長めに唇を重ねる。離れて、ニセンチくらい、至近距離で笑いかける。それから愛してるの言葉をこぼす。
「大好き」
蒼乃の顔が律の胸元に沈み込む。頭のてっぺんが見えた。律がなかなか見ることのできないものであった。
「律いい匂いがする……」
「多分それは柔軟剤の匂いだと思うよ」
「全部ひっくるめて律の匂いだから」
律はこっそり蒼乃の頭を嗅いだ。これが蒼乃の匂い。
「学校でこんなことして私たち不良だね」
「一線は越えてないから大丈夫」
超えてなくても、キスをしているところを教師に見つかったら間違いなく怒られるだろう。二人乗りとどっちが罪深いのだろうと考えた。律的にはキスの方が気軽ではないなと思う。

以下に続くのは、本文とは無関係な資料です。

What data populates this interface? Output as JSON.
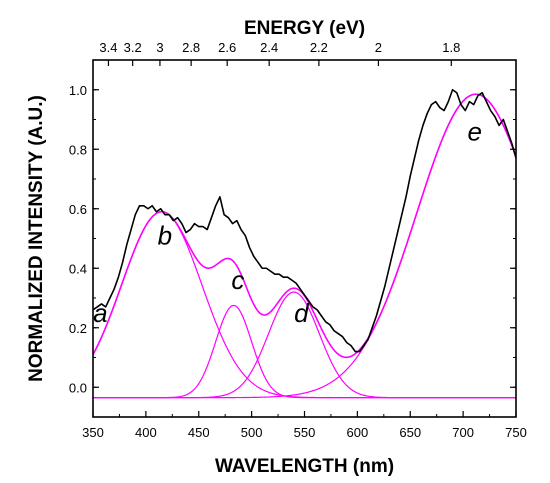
{
  "chart_data": {
    "type": "line",
    "top_axis_label": "ENERGY (eV)",
    "xlabel": "WAVELENGTH (nm)",
    "ylabel": "NORMALIZED INTENSITY (A.U.)",
    "xlim": [
      350,
      750
    ],
    "ylim": [
      -0.1,
      1.1
    ],
    "x_ticks": [
      350,
      400,
      450,
      500,
      550,
      600,
      650,
      700,
      750
    ],
    "y_ticks": [
      0.0,
      0.2,
      0.4,
      0.6,
      0.8,
      1.0
    ],
    "y_tick_labels": [
      "0.0",
      "0.2",
      "0.4",
      "0.6",
      "0.8",
      "1.0"
    ],
    "top_ticks": [
      {
        "label": "3.4",
        "nm": 364.6
      },
      {
        "label": "3.2",
        "nm": 387.5
      },
      {
        "label": "3",
        "nm": 413.3
      },
      {
        "label": "2.8",
        "nm": 442.8
      },
      {
        "label": "2.6",
        "nm": 476.9
      },
      {
        "label": "2.4",
        "nm": 516.6
      },
      {
        "label": "2.2",
        "nm": 563.6
      },
      {
        "label": "2",
        "nm": 619.9
      },
      {
        "label": "1.8",
        "nm": 688.8
      }
    ],
    "baseline": -0.035,
    "colors": {
      "measured": "#000000",
      "fit": "#ff00ff"
    },
    "gaussian_peaks": [
      {
        "name": "b",
        "center": 415,
        "sigma": 38,
        "height": 0.625
      },
      {
        "name": "c",
        "center": 483,
        "sigma": 17,
        "height": 0.31
      },
      {
        "name": "d",
        "center": 540,
        "sigma": 24,
        "height": 0.355
      },
      {
        "name": "e",
        "center": 712,
        "sigma": 56,
        "height": 1.02
      }
    ],
    "peak_labels": [
      {
        "text": "a",
        "x": 357,
        "y": 0.22
      },
      {
        "text": "b",
        "x": 418,
        "y": 0.48
      },
      {
        "text": "c",
        "x": 487,
        "y": 0.33
      },
      {
        "text": "d",
        "x": 547,
        "y": 0.22
      },
      {
        "text": "e",
        "x": 711,
        "y": 0.83
      }
    ],
    "measured_series": {
      "x": [
        350,
        354,
        358,
        362,
        366,
        370,
        374,
        378,
        382,
        386,
        390,
        394,
        398,
        402,
        406,
        410,
        414,
        418,
        422,
        426,
        430,
        434,
        438,
        442,
        446,
        450,
        454,
        458,
        462,
        466,
        470,
        474,
        478,
        482,
        486,
        490,
        494,
        498,
        502,
        506,
        510,
        514,
        518,
        522,
        526,
        530,
        534,
        538,
        542,
        546,
        550,
        554,
        558,
        562,
        566,
        570,
        574,
        578,
        582,
        586,
        590,
        594,
        598,
        602,
        606,
        610,
        614,
        618,
        622,
        626,
        630,
        634,
        638,
        642,
        646,
        650,
        654,
        658,
        662,
        666,
        670,
        674,
        678,
        682,
        686,
        690,
        694,
        698,
        702,
        706,
        710,
        714,
        718,
        722,
        726,
        730,
        734,
        738,
        742,
        746,
        750
      ],
      "y": [
        0.26,
        0.27,
        0.28,
        0.27,
        0.3,
        0.33,
        0.37,
        0.42,
        0.48,
        0.53,
        0.58,
        0.61,
        0.61,
        0.6,
        0.61,
        0.59,
        0.6,
        0.58,
        0.58,
        0.56,
        0.57,
        0.55,
        0.52,
        0.53,
        0.55,
        0.54,
        0.54,
        0.53,
        0.57,
        0.61,
        0.64,
        0.58,
        0.57,
        0.55,
        0.56,
        0.53,
        0.51,
        0.47,
        0.44,
        0.42,
        0.4,
        0.4,
        0.39,
        0.38,
        0.38,
        0.37,
        0.37,
        0.36,
        0.35,
        0.33,
        0.31,
        0.29,
        0.27,
        0.26,
        0.24,
        0.22,
        0.21,
        0.19,
        0.18,
        0.17,
        0.15,
        0.14,
        0.12,
        0.12,
        0.14,
        0.16,
        0.2,
        0.24,
        0.29,
        0.34,
        0.4,
        0.46,
        0.52,
        0.58,
        0.64,
        0.71,
        0.77,
        0.83,
        0.88,
        0.92,
        0.95,
        0.96,
        0.94,
        0.93,
        0.96,
        1.0,
        0.99,
        0.95,
        0.93,
        0.96,
        0.95,
        0.98,
        0.99,
        0.96,
        0.93,
        0.91,
        0.88,
        0.9,
        0.86,
        0.82,
        0.77
      ]
    }
  }
}
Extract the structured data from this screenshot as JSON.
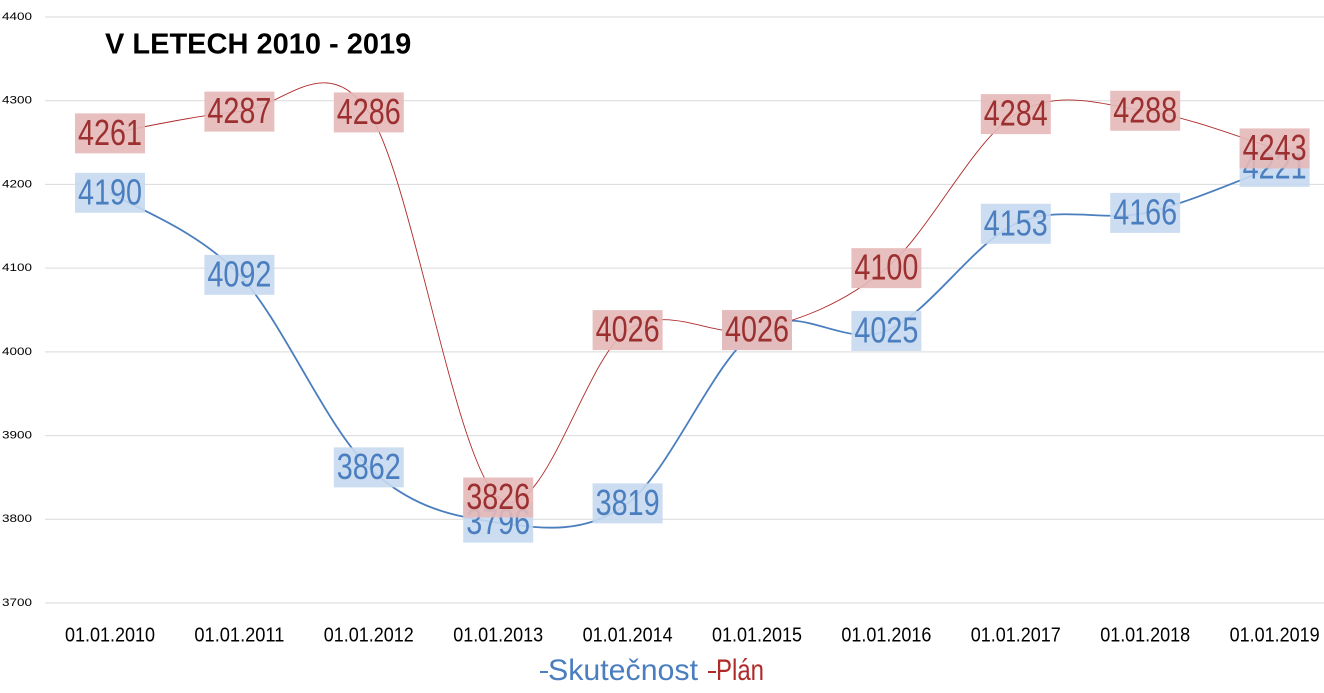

「漫画みたいに、使われていない部室とか、誰も来ない準備室があればいいのにねー」
気軽に言ったが、しようとしている行為自体は重たい。
「律は学校でしたいの?」
「いや、そうゆう意味で言ったんじゃなくて」
「したいの? したくないの?」
下から見つめられる。慣れていない角度なせいでドキドキが増した。
「したくない、わけがないよ。あ、でもしないよ?」
一応釘を差した。肯定だけすると蒼乃の理性をどこかに押し出してしまうかもしれないから。
「蒼ちゃんはどうせしたいんでしょ」
「当たり前じゃない。今、ここで、したいくらいよ」
身の危険を感じて、律は蒼乃から降りた。
「律は学校でするならどこでしたい?」
どこで。言葉を頭の中で繰り返し、学校の至る箇所が浮かんでくる。
「どこ?」
「……音楽室」
防音という構造を高く評価した結果だ。
「結構マニアックなところを選ぶのね。私はありかちだけど保健室かしら」
ありがちって何だろう。どこに保健室でえっちなことをする人がいるんだろう。
「もうそろそろ帰るよ」
律は自分の席に戻り、机の横にひっかけていたリュックを手に取る。
「待って。カーテンを元に戻すから」
律も半分手伝った。空はどんどん暗くなってきている。今日のうちに降り出しそうだ。
「忘れ物はしてない?」
「多分」
よくは確認していないが、きっと大丈夫であろう。
律と蒼乃は手を繋いで教室を出る。外で盗み聞きをしている不束者はいなかったので安心した。
「音楽室ねー」
蒼乃がさっきの話を掘り返そうとする。
「なにさ」
「何でも」
どうして蒼乃が満足そうな顔をしているのか分からない。と言っても、律も頭の中では保健室を想像していた。よくないな、と思う。